Show that the instantaneous velocity of a particle at any instant of time is equal to the slope of the tangent drawn to displacement time curve at that instant.

Typically, motion is not with constant velocity nor speed. While driving in a car, for example, we continuously speed up and slow down. A graphical representation of our motion in terms of distance vs. time, therefore, would be more variable or "curvy" rather than a straight line, indicating motion with a constant velocity as shown below. (We limit our discussion to one dimensional motion. It should be straightforward to generalize to three dimensional cases.)

To calculate the speed of an object from a graph representing constant velocity, all that is needed is to find the slope of the line; this would indicate the change in distance over the change in time. However, changing velocity it is not as straightforward.

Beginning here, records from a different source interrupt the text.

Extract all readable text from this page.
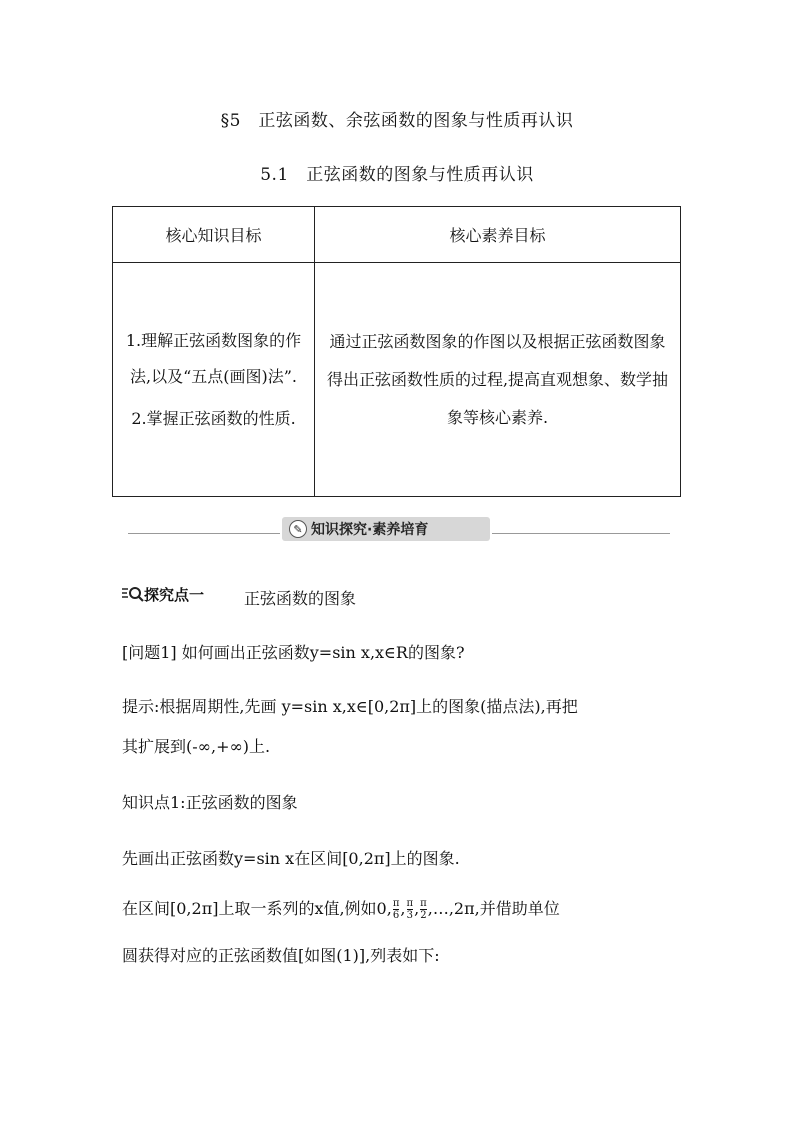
§5　正弦函数、余弦函数的图象与性质再认识
5.1　正弦函数的图象与性质再认识
核心知识目标	核心素养目标

1.理解正弦函数图象的作法,以及“五点(画图)法”.
2.掌握正弦函数的性质.	通过正弦函数图象的作图以及根据正弦函数图象得出正弦函数性质的过程,提高直观想象、数学抽象等核心素养.
✎ 知识探究·素养培育
探究点一 正弦函数的图象
[问题1] 如何画出正弦函数y=sin x,x∈R的图象?
提示:根据周期性,先画 y=sin x,x∈[0,2π]上的图象(描点法),再把
其扩展到(-∞,+∞)上.
知识点1:正弦函数的图象
先画出正弦函数y=sin x在区间[0,2π]上的图象.
在区间[0,2π]上取一系列的x值,例如0, $\frac{\pi}{6}$ , $\frac{\pi}{3}$ , $\frac{\pi}{2}$ ,…,2π,并借助单位
圆获得对应的正弦函数值[如图(1)],列表如下:
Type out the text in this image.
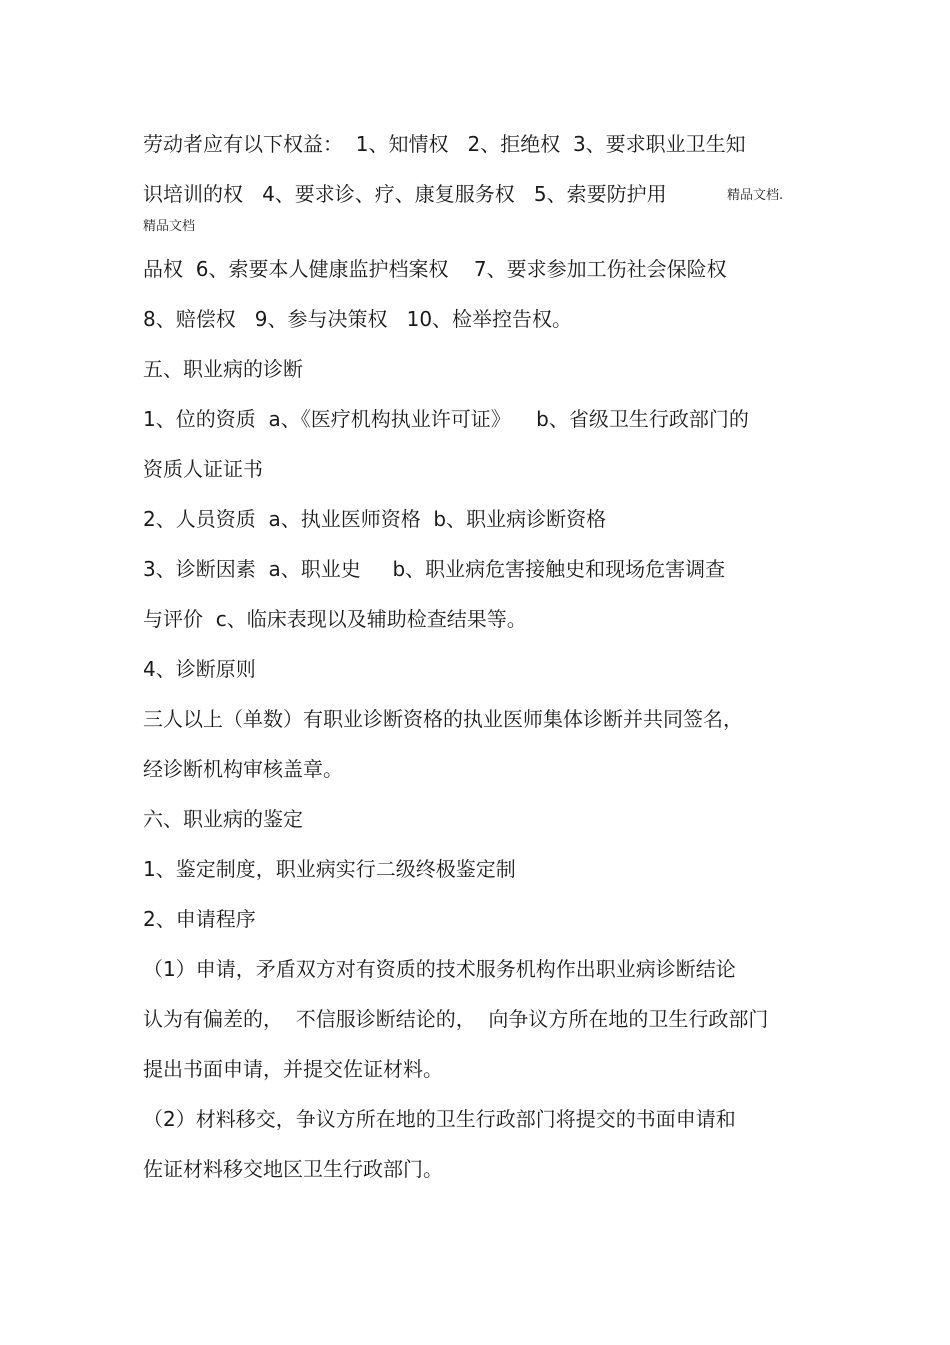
劳动者应有以下权益：  1、知情权   2、拒绝权  3、要求职业卫生知
识培训的权   4、要求诊、疗、康复服务权   5、索要防护用	精品文档.
精品文档
品权  6、索要本人健康监护档案权    7、要求参加工伤社会保险权
8、赔偿权   9、参与决策权   10、检举控告权。
五、职业病的诊断
1、位的资质  a、《医疗机构执业许可证》    b、省级卫生行政部门的
资质人证证书
2、人员资质  a、执业医师资格  b、职业病诊断资格
3、诊断因素  a、职业史     b、职业病危害接触史和现场危害调查
与评价  c、临床表现以及辅助检查结果等。
4、诊断原则
三人以上（单数）有职业诊断资格的执业医师集体诊断并共同签名，
经诊断机构审核盖章。
六、职业病的鉴定
1、鉴定制度，职业病实行二级终极鉴定制
2、申请程序
（1）申请，矛盾双方对有资质的技术服务机构作出职业病诊断结论
认为有偏差的，  不信服诊断结论的，  向争议方所在地的卫生行政部门
提出书面申请，并提交佐证材料。
（2）材料移交，争议方所在地的卫生行政部门将提交的书面申请和
佐证材料移交地区卫生行政部门。
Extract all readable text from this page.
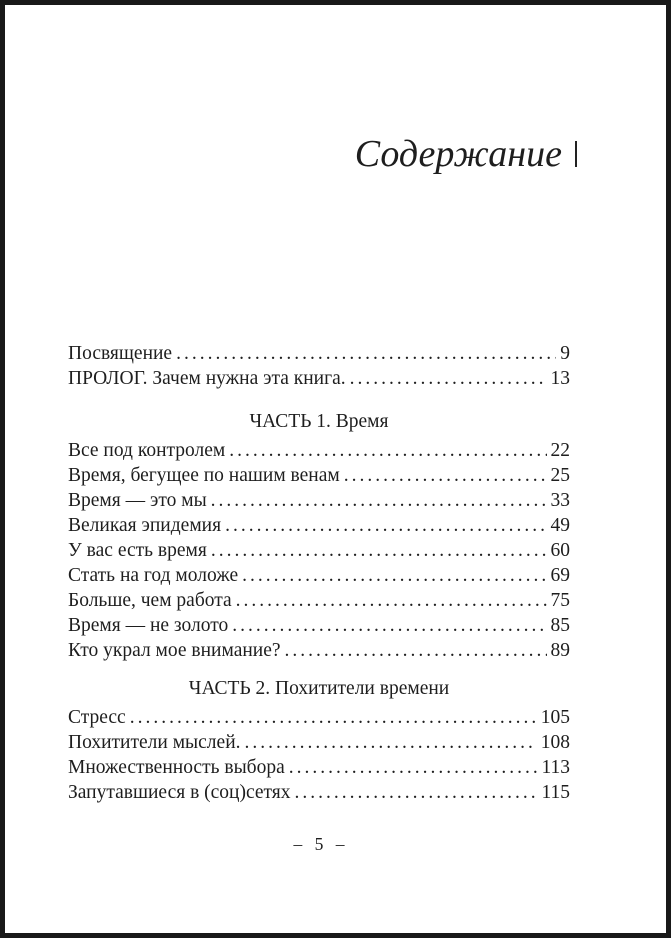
Содержание
Посвящение .....	9
ПРОЛОГ. Зачем нужна эта книга. .....	13
ЧАСТЬ 1. Время
Все под контролем .....	22
Время, бегущее по нашим венам .....	25
Время — это мы .....	33
Великая эпидемия .....	49
У вас есть время .....	60
Стать на год моложе .....	69
Больше, чем работа .....	75
Время — не золото .....	85
Кто украл мое внимание? .....	89
ЧАСТЬ 2. Похитители времени
Стресс .....	105
Похитители мыслей. .....	108
Множественность выбора .....	113
Запутавшиеся в (соц)сетях .....	115
– 5 –
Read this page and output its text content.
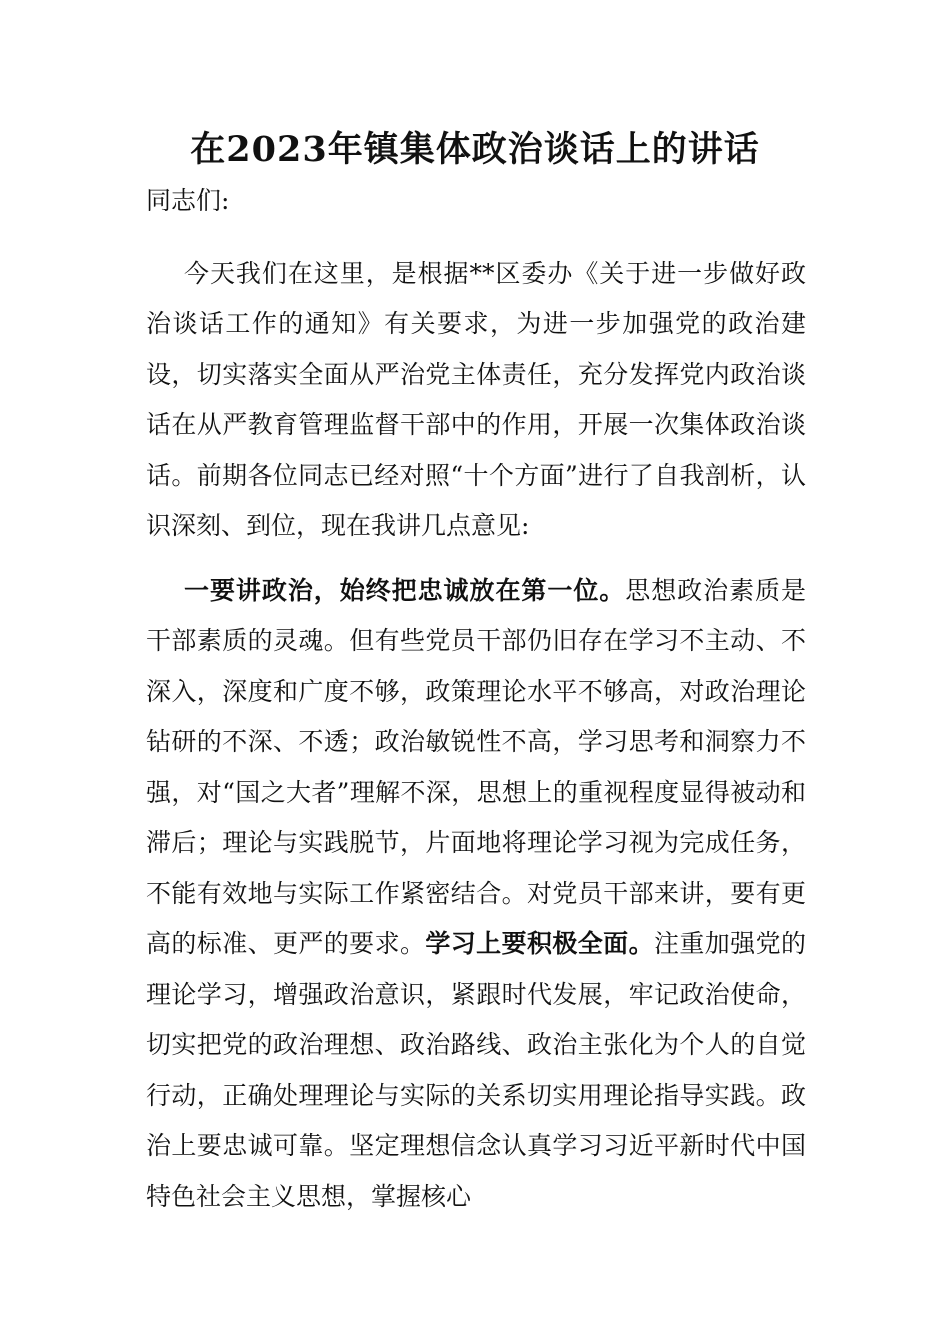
在2023年镇集体政治谈话上的讲话

同志们:

今天我们在这里，是根据**区委办《关于进一步做好政治谈话工作的通知》有关要求，为进一步加强党的政治建设，切实落实全面从严治党主体责任，充分发挥党内政治谈话在从严教育管理监督干部中的作用，开展一次集体政治谈话。前期各位同志已经对照“十个方面”进行了自我剖析，认识深刻、到位，现在我讲几点意见:

一要讲政治，始终把忠诚放在第一位。思想政治素质是干部素质的灵魂。但有些党员干部仍旧存在学习不主动、不深入，深度和广度不够，政策理论水平不够高，对政治理论钻研的不深、不透；政治敏锐性不高，学习思考和洞察力不强，对“国之大者”理解不深，思想上的重视程度显得被动和滞后；理论与实践脱节，片面地将理论学习视为完成任务，不能有效地与实际工作紧密结合。对党员干部来讲，要有更高的标准、更严的要求。学习上要积极全面。注重加强党的理论学习，增强政治意识，紧跟时代发展，牢记政治使命，切实把党的政治理想、政治路线、政治主张化为个人的自觉行动，正确处理理论与实际的关系切实用理论指导实践。政治上要忠诚可靠。坚定理想信念认真学习习近平新时代中国特色社会主义思想，掌握核心
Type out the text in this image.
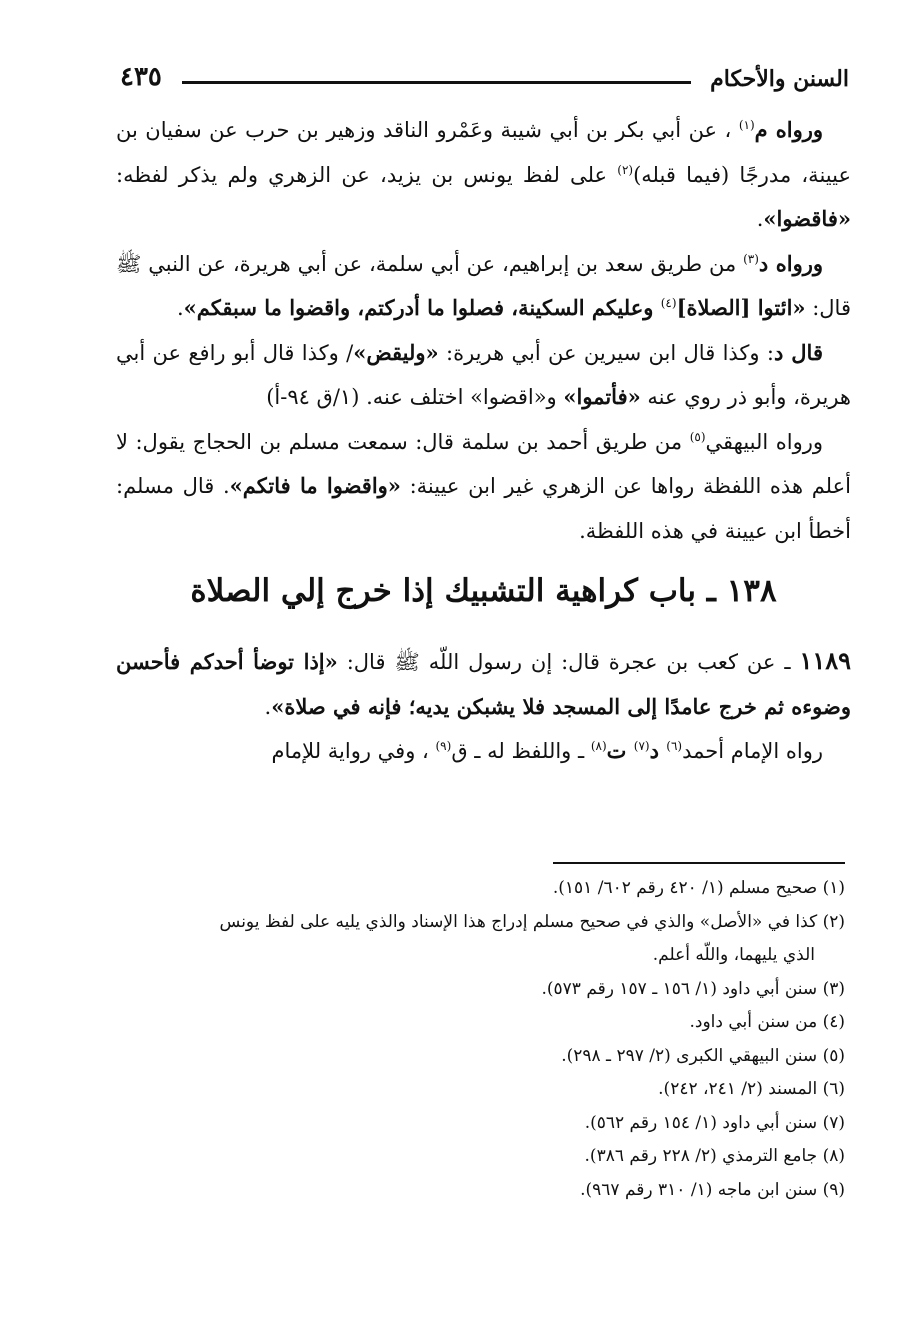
السنن والأحكام
٤٣٥

ورواه م$^{(١)}$ ، عن أبي بكر بن أبي شيبة وعَمْرو الناقد وزهير بن حرب عن سفيان بن عيينة، مدرجًا (فيما قبله)$^{(٢)}$ على لفظ يونس بن يزيد، عن الزهري ولم يذكر لفظه: «فاقضوا».

ورواه د$^{(٣)}$ من طريق سعد بن إبراهيم، عن أبي سلمة، عن أبي هريرة، عن النبي ﷺ قال: «ائتوا [الصلاة]$^{(٤)}$ وعليكم السكينة، فصلوا ما أدركتم، واقضوا ما سبقكم».

قال د: وكذا قال ابن سيرين عن أبي هريرة: «وليقض»/ وكذا قال أبو رافع عن أبي هريرة، وأبو ذر روي عنه «فأتموا» و«اقضوا» اختلف عنه. (١/ق ٩٤-أ)

ورواه البيهقي$^{(٥)}$ من طريق أحمد بن سلمة قال: سمعت مسلم بن الحجاج يقول: لا أعلم هذه اللفظة رواها عن الزهري غير ابن عيينة: «واقضوا ما فاتكم». قال مسلم: أخطأ ابن عيينة في هذه اللفظة.

١٣٨ ـ باب كراهية التشبيك إذا خرج إلي الصلاة

١١٨٩ ـ عن كعب بن عجرة قال: إن رسول اللّه ﷺ قال: «إذا توضأ أحدكم فأحسن وضوءه ثم خرج عامدًا إلى المسجد فلا يشبكن يديه؛ فإنه في صلاة».

رواه الإمام أحمد$^{(٦)}$ د$^{(٧)}$ ت$^{(٨)}$ ـ واللفظ له ـ ق$^{(٩)}$ ، وفي رواية للإمام

(١) صحيح مسلم (١/ ٤٢٠ رقم ٦٠٢/ ١٥١).

(٢) كذا في «الأصل» والذي في صحيح مسلم إدراج هذا الإسناد والذي يليه على لفظ يونس

الذي يليهما، واللّه أعلم.

(٣) سنن أبي داود (١/ ١٥٦ ـ ١٥٧ رقم ٥٧٣).

(٤) من سنن أبي داود.

(٥) سنن البيهقي الكبرى (٢/ ٢٩٧ ـ ٢٩٨).

(٦) المسند (٢/ ٢٤١، ٢٤٢).

(٧) سنن أبي داود (١/ ١٥٤ رقم ٥٦٢).

(٨) جامع الترمذي (٢/ ٢٢٨ رقم ٣٨٦).

(٩) سنن ابن ماجه (١/ ٣١٠ رقم ٩٦٧).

Since our velocity is constantly changing, we can estimate velocity in different ways. One way is to look at our instantaneous velocity , represented by one point on our curvy line of motion graphed with distance vs. time. In order to determine our velocity at any given moment, we must determine the slope at that point. To do this, we find a line that represents our velocity in that moment, shown graphically in. That line would be the line tangent to the curve at that point. If we extend this line, we can easily calculate the displacement of distance over time and determine our velocity at that given point. The velocity of an object at any given moment is the slope of the tangent line through the relevant point on its x vs. t graph.